SDL_UpdateTexture faster than SDL_LockTexture

Hello,

I’m working on a game of life implementation to try out SDL3. I’d used SDL2 a while back and wanted to give SDL3 a try.

I’m using the Cpu to fill an array of pixels (up to size 4096*4096) and update a texture with that pixel array once every frame. The SDL3 wiki states that SDL_UpdateTexture is slow and SDL_LockTexture/SDL_UnlockTexture should be preferred. I did some benchmarks and it seems (at least on my computer) SDL_UpdateTexture is a lot faster than locking, memcpy and unlocking (where most time is spent on SDL_UnlockTexture).
Does anyone have any insight on this? Is there another reason to prefer SDL_LockTexture or did I use it wrong?

The source code is on github (ConwaysGameOfLife/src at main · NoHitzz/ConwaysGameOfLife · GitHub). Specifically in conwayApp.h (member function render()) and texture.h.

Both are acceptable methods since you are using SDL_TEXTUREACCESS_STREAMING.

The SDL_UpdateTexture takes several branches depending on what stage of update it is in, so I’m not 100% sure: It looks like SDL_UpdateTexture utilizes SDL_UnlockTexture and SDL_LockTexture further down the line. It surprises me that it might be faster.

I think the shear size that you are requesting to be updated is what slows down the Lock/Unlock version.

I would argue that the biggest speed up that you could do right now is to set the rectangle argument (in either function) to be the size of the screen rather than the entire 4096x4096 area.

4096x4096x3 is about 50 Megabytes. That means your program is likely accessing the RAM sticks many times per update rather than potentially using the CPU’s cache, drastically changing texture rendering time. 1920x1080x3 is only about 6 Megabytes by comparison.

Thank you!
To clarify, I’m not unhappy with the performance, but I’m trying to see if I can squeeze out a little more (I’m also working on a version with multithreaded game state updates). Besides that, I’m writing SDL3 wrappers in the background of this project for future use and would like to gain a better understanding of when to use SDL_LockTexture in general. Most of the information I found online about that function is more than 10 years old, and I’m not sure if it is still relevant.

My game of life implementation relies on texture scaling. The texture is a 1:1 mapping of the game, and it is up/down scaled to the window size. I think this is more performant than writing my own Cpu bound up/down scaler, though it prevents me from reducing the texture size. If i could use a smaller pixel format with low conversion overhead, that might be beneficial (something other than ARGB8888).

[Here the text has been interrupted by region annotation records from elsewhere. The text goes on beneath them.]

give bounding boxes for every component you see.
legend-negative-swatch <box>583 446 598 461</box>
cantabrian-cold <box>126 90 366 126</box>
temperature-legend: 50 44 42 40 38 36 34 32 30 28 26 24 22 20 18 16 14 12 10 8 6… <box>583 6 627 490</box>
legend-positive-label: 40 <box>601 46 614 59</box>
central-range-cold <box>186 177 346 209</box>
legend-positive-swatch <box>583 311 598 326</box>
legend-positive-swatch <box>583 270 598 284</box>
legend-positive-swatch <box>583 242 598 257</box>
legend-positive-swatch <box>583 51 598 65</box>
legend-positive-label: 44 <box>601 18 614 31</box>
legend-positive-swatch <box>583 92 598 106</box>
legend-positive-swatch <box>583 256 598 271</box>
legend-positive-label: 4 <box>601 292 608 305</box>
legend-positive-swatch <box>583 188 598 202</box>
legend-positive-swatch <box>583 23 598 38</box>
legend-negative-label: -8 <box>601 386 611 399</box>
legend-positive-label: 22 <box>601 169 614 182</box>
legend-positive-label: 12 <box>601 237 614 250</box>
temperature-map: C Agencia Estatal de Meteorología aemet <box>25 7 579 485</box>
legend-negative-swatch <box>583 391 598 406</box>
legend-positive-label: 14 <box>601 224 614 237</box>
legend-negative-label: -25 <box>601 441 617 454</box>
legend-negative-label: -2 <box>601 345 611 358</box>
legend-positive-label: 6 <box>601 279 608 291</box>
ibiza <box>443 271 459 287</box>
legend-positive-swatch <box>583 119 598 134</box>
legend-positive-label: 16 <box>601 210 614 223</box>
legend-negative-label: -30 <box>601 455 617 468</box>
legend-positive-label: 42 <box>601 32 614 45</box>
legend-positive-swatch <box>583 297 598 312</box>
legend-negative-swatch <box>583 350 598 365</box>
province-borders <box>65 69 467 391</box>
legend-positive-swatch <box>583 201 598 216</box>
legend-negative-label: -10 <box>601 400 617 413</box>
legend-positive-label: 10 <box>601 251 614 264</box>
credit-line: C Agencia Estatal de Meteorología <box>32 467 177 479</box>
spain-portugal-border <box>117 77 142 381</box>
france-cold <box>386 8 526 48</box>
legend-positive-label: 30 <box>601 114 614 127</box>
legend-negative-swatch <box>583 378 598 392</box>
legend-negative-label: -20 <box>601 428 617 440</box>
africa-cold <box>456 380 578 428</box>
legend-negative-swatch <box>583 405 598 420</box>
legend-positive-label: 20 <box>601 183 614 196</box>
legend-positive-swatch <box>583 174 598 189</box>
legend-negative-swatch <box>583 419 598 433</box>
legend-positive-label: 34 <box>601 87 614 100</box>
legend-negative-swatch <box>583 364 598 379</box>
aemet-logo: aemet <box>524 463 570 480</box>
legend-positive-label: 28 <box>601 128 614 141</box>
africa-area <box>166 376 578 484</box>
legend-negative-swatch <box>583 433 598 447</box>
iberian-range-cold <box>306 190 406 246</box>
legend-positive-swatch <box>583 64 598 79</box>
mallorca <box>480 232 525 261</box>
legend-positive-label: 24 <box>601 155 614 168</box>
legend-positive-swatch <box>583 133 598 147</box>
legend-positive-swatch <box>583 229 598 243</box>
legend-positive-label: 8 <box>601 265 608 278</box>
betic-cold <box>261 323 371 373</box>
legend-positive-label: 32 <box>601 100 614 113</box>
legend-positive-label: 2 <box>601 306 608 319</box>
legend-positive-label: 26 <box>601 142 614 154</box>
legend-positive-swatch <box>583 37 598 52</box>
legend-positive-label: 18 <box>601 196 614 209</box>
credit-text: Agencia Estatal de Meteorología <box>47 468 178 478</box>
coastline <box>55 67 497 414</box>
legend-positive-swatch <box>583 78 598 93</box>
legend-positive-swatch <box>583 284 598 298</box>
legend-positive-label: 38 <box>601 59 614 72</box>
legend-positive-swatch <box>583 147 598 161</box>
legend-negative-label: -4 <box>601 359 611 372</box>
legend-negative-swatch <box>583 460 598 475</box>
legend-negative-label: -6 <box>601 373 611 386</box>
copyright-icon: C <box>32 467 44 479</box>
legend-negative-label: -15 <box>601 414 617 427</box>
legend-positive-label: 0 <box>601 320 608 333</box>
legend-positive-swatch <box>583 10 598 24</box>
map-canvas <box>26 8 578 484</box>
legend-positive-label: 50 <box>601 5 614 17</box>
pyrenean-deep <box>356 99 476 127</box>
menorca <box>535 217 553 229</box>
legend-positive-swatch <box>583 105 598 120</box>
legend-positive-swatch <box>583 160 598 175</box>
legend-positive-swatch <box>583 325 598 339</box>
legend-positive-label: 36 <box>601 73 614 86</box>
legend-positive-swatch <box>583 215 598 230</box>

The benchmark results at 4k resolution and with a random initial configuration on my 2017, 2.3GHz Intel Core i5, 8Gb Memory, MacBook Pro:

texture update with SDL_UpdateTexture:                     ~13.5ms

texture update with SDL_LockTexture/SDL_UnlockTexture:   
	SDL_LockTexture: 		                               ~0.002ms
	memcpy:              			                       ~8.12ms
	SDL_UnlockTexture: 		                               ~12.38ms

The code for the lock/unlock benchmark:

// Inside conwayApp::render(), replacing:
// gameTexture.update((pixelData + zoomIndexOffset.y * pixelPitch/4), pixelPitch, &zoomedUpdateClip);
SDL_Rect zoomedUpdateClip = {0, zoomIndexOffset.y, pixelPitch/4, zoomedSize};
void* pixels;
int pitch;
textureUpdateTimer.start();
gameTexture.lock(&zoomedUpdateClip, &pixels, &pitch);
memcpy(pixels, (void*)((Uint32*)pixelData + zoomIndexOffset.y*pixelPitch/4), zoomedSize * pixelPitch);
gameTexture.unlock();
textureUpdateTimer.stop();


// Method definitions from texture.h:
int lock(const SDL_Rect* rect, void** pixels, int* pitch) {
    return SDL_LockTexture(m_texture, rect, pixels, pitch);
}
void unlock() {
    SDL_UnlockTexture(m_texture);
}

This is irrelevant to your question, but I thought I’d mention that it is easy to write a traditional Game of Life simulation in shader code, running on the GPU itself. This will hugely outperform anything that involves CPU computation and textures. Here’s an example.

1 Like

Thanks! I’m aware of that. I might also write a Gpu-bound version at some point. The aim of this project is specifically to explore a few Cpu optimizations and write SDL3 wrappers for future emulator projects. These projects will also use Cpu rendering, or at least start out that way. This is kind of a testing ground for that.